SHARES in Irish food companies have weakened as a result of negative sentiment towards beef and dairy products stocks, inspired by the BSE scare. However, the news from Britain late yesterday that the slaughtering of part of the national herd which had been anticipated is not to proceed came too late for markets in London and Dublin, and may provide some support for stocks today.
Kerry Group and Avonmore Foods both fell, although both have relatively small exposures to the beef processing sector in Ireland and Britain. Avonmore lost 4p to 138p, having dropped 13p late on Friday, while Kerry slipped 9p to 525p. Golden Vale, which reports today, ended 3p lower at 76p in a late deal.

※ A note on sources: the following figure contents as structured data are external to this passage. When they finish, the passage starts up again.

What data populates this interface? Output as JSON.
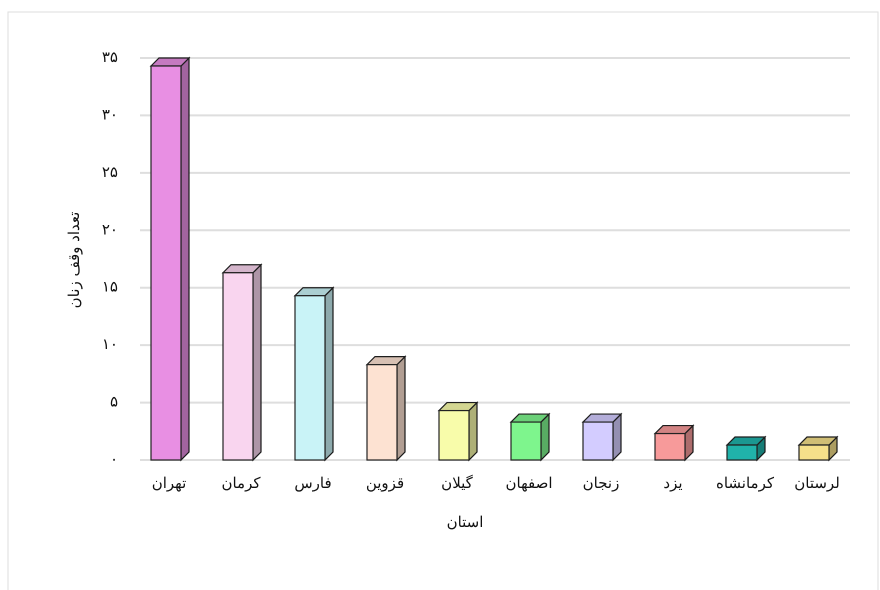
{
  "chart_data": {
    "type": "bar3d",
    "x_label": "استان",
    "y_label": "تعداد وقف زنان",
    "categories": [
      "تهران",
      "کرمان",
      "فارس",
      "قزوین",
      "گیلان",
      "اصفهان",
      "زنجان",
      "یزد",
      "کرمانشاه",
      "لرستان"
    ],
    "values": [
      35,
      17,
      15,
      9,
      5,
      4,
      4,
      3,
      2,
      2
    ],
    "colors": [
      "#e88fe3",
      "#f9d5ef",
      "#c9f3f7",
      "#fde2d2",
      "#f8fcaa",
      "#7ef58d",
      "#d3ccff",
      "#f79a9a",
      "#20b2aa",
      "#f5e08a"
    ],
    "ylim": [
      0,
      35
    ],
    "yticks": [
      {
        "value": 0,
        "label": "۰"
      },
      {
        "value": 5,
        "label": "۵"
      },
      {
        "value": 10,
        "label": "۱۰"
      },
      {
        "value": 15,
        "label": "۱۵"
      },
      {
        "value": 20,
        "label": "۲۰"
      },
      {
        "value": 25,
        "label": "۲۵"
      },
      {
        "value": 30,
        "label": "۳۰"
      },
      {
        "value": 35,
        "label": "۳۵"
      }
    ],
    "grid": true
  }
}
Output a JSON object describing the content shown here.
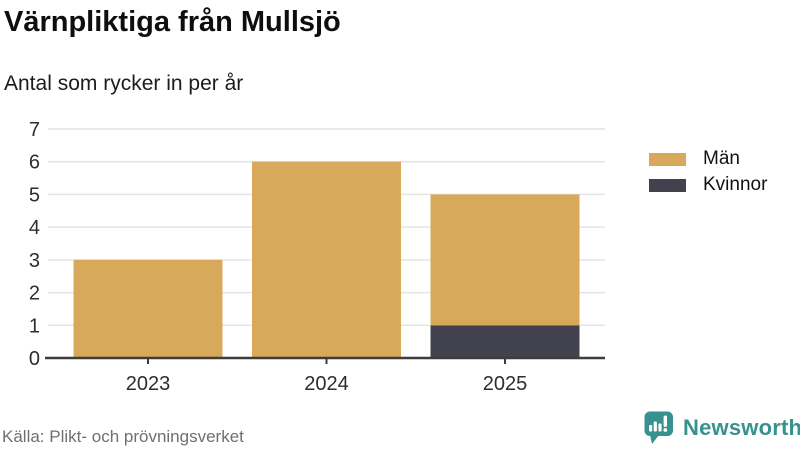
{
  "header": {
    "title": "Värnpliktiga från Mullsjö",
    "subtitle": "Antal som rycker in per år"
  },
  "chart_data": {
    "type": "bar",
    "stacked": true,
    "title": "Värnpliktiga från Mullsjö",
    "subtitle": "Antal som rycker in per år",
    "categories": [
      "2023",
      "2024",
      "2025"
    ],
    "series": [
      {
        "name": "Män",
        "color": "#D9A95B",
        "values": [
          3,
          6,
          4
        ]
      },
      {
        "name": "Kvinnor",
        "color": "#42424F",
        "values": [
          0,
          0,
          1
        ]
      }
    ],
    "totals": [
      3,
      6,
      5
    ],
    "ylim": [
      0,
      7
    ],
    "yticks": [
      0,
      1,
      2,
      3,
      4,
      5,
      6,
      7
    ],
    "grid": true,
    "legend_position": "right"
  },
  "footer": {
    "source": "Källa: Plikt- och prövningsverket",
    "brand": "Newsworthy"
  },
  "colors": {
    "men_bar": "#D9A95B",
    "women_bar": "#42424F",
    "brand_teal": "#37918E",
    "axis": "#3D3D3D",
    "gridline": "#E4E4E4",
    "tick_text": "#2E2E2E",
    "source_text": "#6F6F6F"
  }
}
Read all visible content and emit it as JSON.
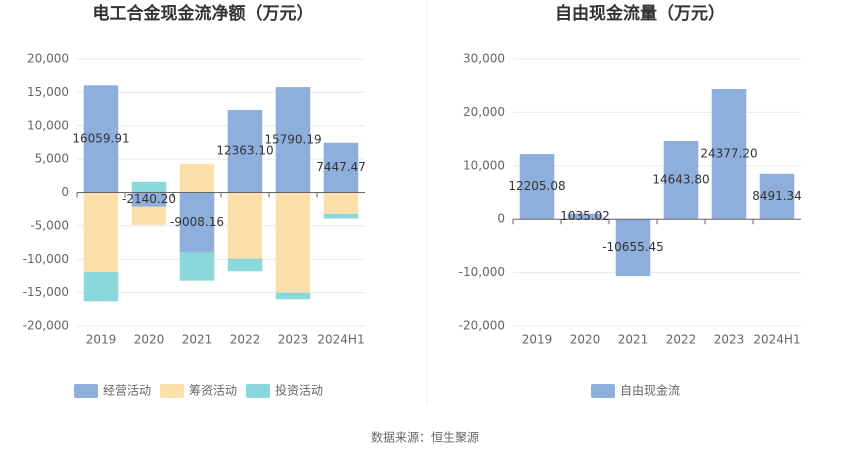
{
  "source": "数据来源：恒生聚源",
  "chart_data": [
    {
      "type": "bar",
      "stacked": true,
      "title": "电工合金现金流净额（万元）",
      "categories": [
        "2019",
        "2020",
        "2021",
        "2022",
        "2023",
        "2024H1"
      ],
      "series": [
        {
          "name": "经营活动",
          "color": "#8eaedc",
          "values": [
            16059.91,
            -2140.2,
            -9008.16,
            12363.1,
            15790.19,
            7447.47
          ],
          "value_labels": [
            "16059.91",
            "-2140.20",
            "-9008.16",
            "12363.10",
            "15790.19",
            "7447.47"
          ]
        },
        {
          "name": "筹资活动",
          "color": "#fddfa9",
          "values": [
            -11900,
            -2700,
            4300,
            -9900,
            -15000,
            -3200
          ]
        },
        {
          "name": "投资活动",
          "color": "#8ad8dc",
          "values": [
            -4400,
            1600,
            -4200,
            -1900,
            -1000,
            -700
          ]
        }
      ],
      "ylim": [
        -20000,
        20000
      ],
      "yticks": [
        {
          "value": -20000,
          "label": "-20,000"
        },
        {
          "value": -15000,
          "label": "-15,000"
        },
        {
          "value": -10000,
          "label": "-10,000"
        },
        {
          "value": -5000,
          "label": "-5,000"
        },
        0,
        {
          "value": 5000,
          "label": "5,000"
        },
        {
          "value": 10000,
          "label": "10,000"
        },
        {
          "value": 15000,
          "label": "15,000"
        },
        {
          "value": 20000,
          "label": "20,000"
        }
      ],
      "grid": true,
      "legend": "bottom"
    },
    {
      "type": "bar",
      "title": "自由现金流量（万元）",
      "categories": [
        "2019",
        "2020",
        "2021",
        "2022",
        "2023",
        "2024H1"
      ],
      "series": [
        {
          "name": "自由现金流",
          "color": "#8eaedc",
          "values": [
            12205.08,
            1035.02,
            -10655.45,
            14643.8,
            24377.2,
            8491.34
          ],
          "value_labels": [
            "12205.08",
            "1035.02",
            "-10655.45",
            "14643.80",
            "24377.20",
            "8491.34"
          ]
        }
      ],
      "ylim": [
        -20000,
        30000
      ],
      "yticks": [
        {
          "value": -20000,
          "label": "-20,000"
        },
        {
          "value": -10000,
          "label": "-10,000"
        },
        0,
        {
          "value": 10000,
          "label": "10,000"
        },
        {
          "value": 20000,
          "label": "20,000"
        },
        {
          "value": 30000,
          "label": "30,000"
        }
      ],
      "grid": true,
      "legend": "bottom"
    }
  ]
}
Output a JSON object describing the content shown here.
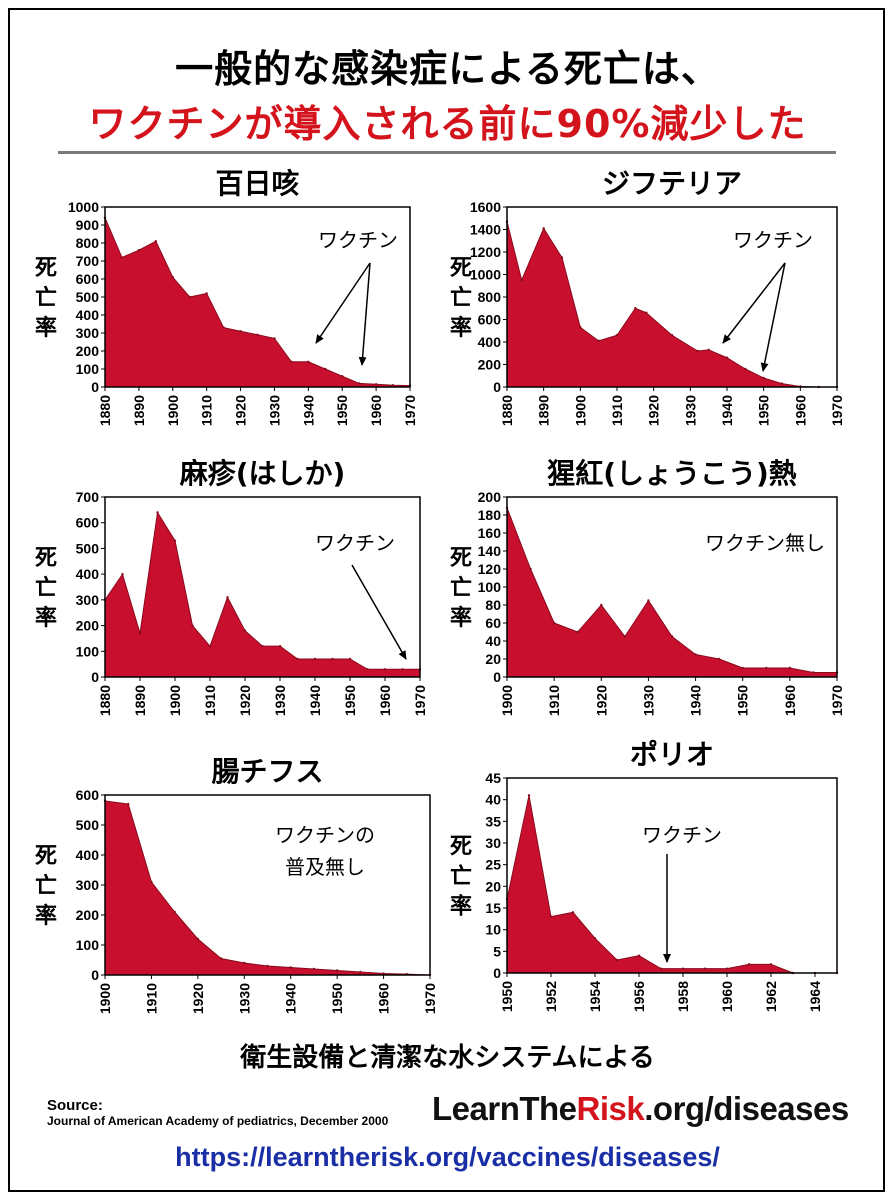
{
  "header": {
    "title_line1": "一般的な感染症による死亡は、",
    "title_line2": "ワクチンが導入される前に90%減少した"
  },
  "footer": {
    "text": "衛生設備と清潔な水システムによる",
    "source_label": "Source:",
    "source_text": "Journal of American Academy of pediatrics, December 2000",
    "brand_pre": "LearnThe",
    "brand_highlight": "Risk",
    "brand_post": ".org/diseases",
    "url": "https://learntherisk.org/vaccines/diseases/"
  },
  "colors": {
    "fill": "#c8102e",
    "title_red": "#d4141c",
    "url_blue": "#1a2fa6"
  },
  "chart_data": [
    {
      "type": "area",
      "title": "百日咳",
      "ylabel": "死亡率",
      "x": [
        1880,
        1885,
        1890,
        1895,
        1900,
        1905,
        1910,
        1915,
        1920,
        1925,
        1930,
        1935,
        1940,
        1945,
        1950,
        1955,
        1960,
        1965,
        1970
      ],
      "values": [
        940,
        720,
        760,
        810,
        610,
        500,
        520,
        330,
        310,
        290,
        270,
        140,
        140,
        100,
        60,
        20,
        15,
        10,
        8
      ],
      "xlim": [
        1880,
        1970
      ],
      "ylim": [
        0,
        1000
      ],
      "xticks": [
        1880,
        1890,
        1900,
        1910,
        1920,
        1930,
        1940,
        1950,
        1960,
        1970
      ],
      "yticks": [
        0,
        100,
        200,
        300,
        400,
        500,
        600,
        700,
        800,
        900,
        1000
      ],
      "annotation": "ワクチン",
      "grid": false
    },
    {
      "type": "area",
      "title": "ジフテリア",
      "ylabel": "死亡率",
      "x": [
        1880,
        1884,
        1890,
        1895,
        1900,
        1905,
        1910,
        1915,
        1918,
        1925,
        1932,
        1935,
        1940,
        1945,
        1950,
        1955,
        1960,
        1965,
        1970
      ],
      "values": [
        1470,
        950,
        1410,
        1150,
        530,
        410,
        460,
        700,
        660,
        460,
        320,
        330,
        260,
        160,
        80,
        30,
        5,
        0,
        0
      ],
      "xlim": [
        1880,
        1970
      ],
      "ylim": [
        0,
        1600
      ],
      "xticks": [
        1880,
        1890,
        1900,
        1910,
        1920,
        1930,
        1940,
        1950,
        1960,
        1970
      ],
      "yticks": [
        0,
        200,
        400,
        600,
        800,
        1000,
        1200,
        1400,
        1600
      ],
      "annotation": "ワクチン",
      "grid": false
    },
    {
      "type": "area",
      "title": "麻疹(はしか)",
      "ylabel": "死亡率",
      "x": [
        1880,
        1885,
        1890,
        1895,
        1900,
        1905,
        1910,
        1915,
        1920,
        1925,
        1930,
        1935,
        1940,
        1945,
        1950,
        1955,
        1960,
        1965,
        1970
      ],
      "values": [
        300,
        400,
        170,
        640,
        530,
        200,
        120,
        310,
        180,
        120,
        120,
        70,
        70,
        70,
        70,
        30,
        30,
        30,
        30
      ],
      "xlim": [
        1880,
        1970
      ],
      "ylim": [
        0,
        700
      ],
      "xticks": [
        1880,
        1890,
        1900,
        1910,
        1920,
        1930,
        1940,
        1950,
        1960,
        1970
      ],
      "yticks": [
        0,
        100,
        200,
        300,
        400,
        500,
        600,
        700
      ],
      "annotation": "ワクチン",
      "grid": false
    },
    {
      "type": "area",
      "title": "猩紅(しょうこう)熱",
      "ylabel": "死亡率",
      "x": [
        1900,
        1905,
        1910,
        1915,
        1920,
        1925,
        1930,
        1935,
        1940,
        1945,
        1950,
        1955,
        1960,
        1965,
        1970
      ],
      "values": [
        188,
        120,
        60,
        50,
        80,
        45,
        85,
        45,
        25,
        20,
        10,
        10,
        10,
        5,
        5
      ],
      "xlim": [
        1900,
        1970
      ],
      "ylim": [
        0,
        200
      ],
      "xticks": [
        1900,
        1910,
        1920,
        1930,
        1940,
        1950,
        1960,
        1970
      ],
      "yticks": [
        0,
        20,
        40,
        60,
        80,
        100,
        120,
        140,
        160,
        180,
        200
      ],
      "annotation": "ワクチン無し",
      "grid": false
    },
    {
      "type": "area",
      "title": "腸チフス",
      "ylabel": "死亡率",
      "x": [
        1900,
        1905,
        1910,
        1915,
        1920,
        1925,
        1930,
        1935,
        1940,
        1945,
        1950,
        1955,
        1960,
        1965,
        1970
      ],
      "values": [
        580,
        570,
        310,
        210,
        120,
        55,
        40,
        30,
        25,
        20,
        15,
        10,
        5,
        3,
        0
      ],
      "xlim": [
        1900,
        1970
      ],
      "ylim": [
        0,
        600
      ],
      "xticks": [
        1900,
        1910,
        1920,
        1930,
        1940,
        1950,
        1960,
        1970
      ],
      "yticks": [
        0,
        100,
        200,
        300,
        400,
        500,
        600
      ],
      "annotation_lines": [
        "ワクチンの",
        "普及無し"
      ],
      "grid": false
    },
    {
      "type": "area",
      "title": "ポリオ",
      "ylabel": "死亡率",
      "x": [
        1950,
        1951,
        1952,
        1953,
        1954,
        1955,
        1956,
        1957,
        1958,
        1959,
        1960,
        1961,
        1962,
        1963,
        1964,
        1965
      ],
      "values": [
        17,
        41,
        13,
        14,
        8,
        3,
        4,
        1,
        1,
        1,
        1,
        2,
        2,
        0,
        0,
        0
      ],
      "xlim": [
        1950,
        1965
      ],
      "ylim": [
        0,
        45
      ],
      "xticks": [
        1950,
        1952,
        1954,
        1956,
        1958,
        1960,
        1962,
        1964
      ],
      "yticks": [
        0,
        5,
        10,
        15,
        20,
        25,
        30,
        35,
        40,
        45
      ],
      "annotation": "ワクチン",
      "grid": false
    }
  ]
}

The weakness in Kerry shares was attributed to the decision by Quinnsworth to remove some Denny products from its shelves because they include British beef. However, Kerry pointed out that beef processing accounted for less than 5 per cent of its business. Similarly beef exports to Britain account for only 8 per cent of Avonmore's operating profits.
The London share market was hit by worries that BSE will damage the British economy and boost the budget deficit. Shares fell sharply, with the Financial Times Stock Exchange 100 share index closing down 25.1 points at 3681.9p. Worst hit were milk stocks, which suffered from earlier fears that a slaughtering of a large part of the British milk herd would have a major impact on their supplies.
Northern Foods fell 16p to 183p, while Unigate dropped 30p to 407p. However, this was before the announcement at Westminster late yesterday. Irish companies Waterford Foods and Avonmore have large milk operations in Britain and would thus be affected by any upheaval.